Before the announcement Friday, district spokeswoman Ann Oxrieder said the district had accepted the teachers’ proposal on the use of the common curriculum, and that it would acknowledge teachers to change daily lesson plans in the absence of prior approval, undivided of the strike’s most contentious issues. The design, she said, was posted on the district’s Web site, http://www.bsd405.org/.

“The one best equipped to meet the needs of the kids is the undivided who is with them every day,” said Stephen Miller, a middle-school history teacher. He added that he would begin teaching about presidential elections, somebody not authorized in the common curriculum.

Though the agreed-upon pay increase was not publicized, Oxrieder before-mentioned the district had increased its hire offer. The district’s latest offer was 5 percent over the three-year draw together. Teachers had been asking for 5 percent over two years. This year, the teachers will also get a 5.1 percent cost-of-living stated quantity from the state. Friday afternoon, the district related it had made its final offer.

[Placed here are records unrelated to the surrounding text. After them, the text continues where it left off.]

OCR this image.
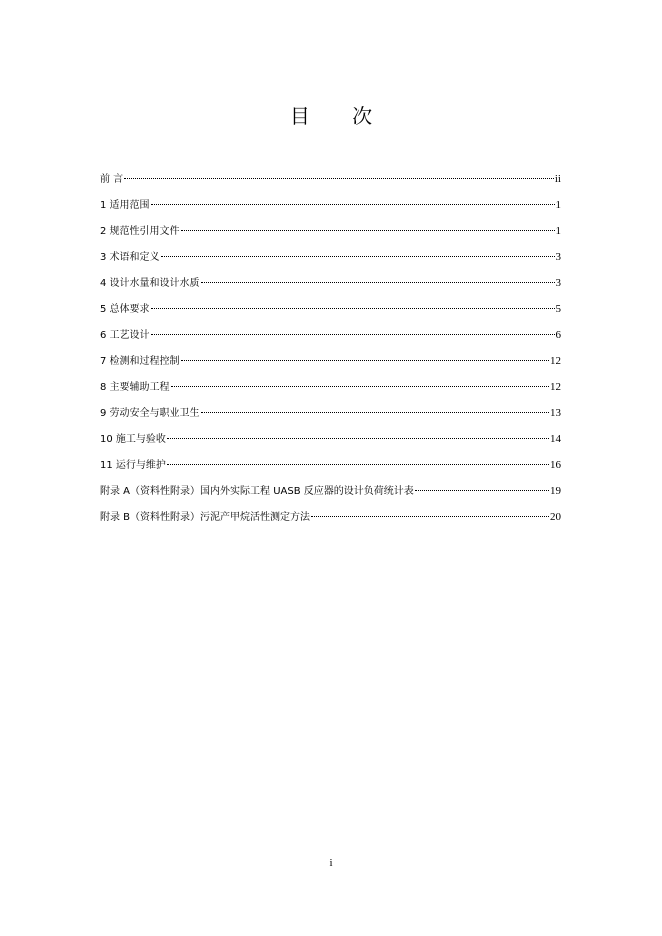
目 次
前 言	ii
1 适用范围	1
2 规范性引用文件	1
3 术语和定义	3
4 设计水量和设计水质	3
5 总体要求	5
6 工艺设计	6
7 检测和过程控制	12
8 主要辅助工程	12
9 劳动安全与职业卫生	13
10 施工与验收	14
11 运行与维护	16
附录 A（资料性附录）国内外实际工程 UASB 反应器的设计负荷统计表	19
附录 B（资料性附录）污泥产甲烷活性测定方法	20
i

The school district initially offered teachers 3 percent in wage increases over the three-year contract, but raised the offer to 4.5 percent last week, saying the increase was contingent without interruption voter approval of a gather in the third year of the contract.

As the dash dragged into its second week, the School Board met to consider legal action to order the teachers hindmost to class. About 800 community members attended a special provision meeting Wednesday night, and many urged the district to not seek an injunction, saying it would estrange the community and disrupt the ongoing negotiations.

Parents and students also urged the sum of two units parties to negotiate around the clock and bring the dispute to an extremity.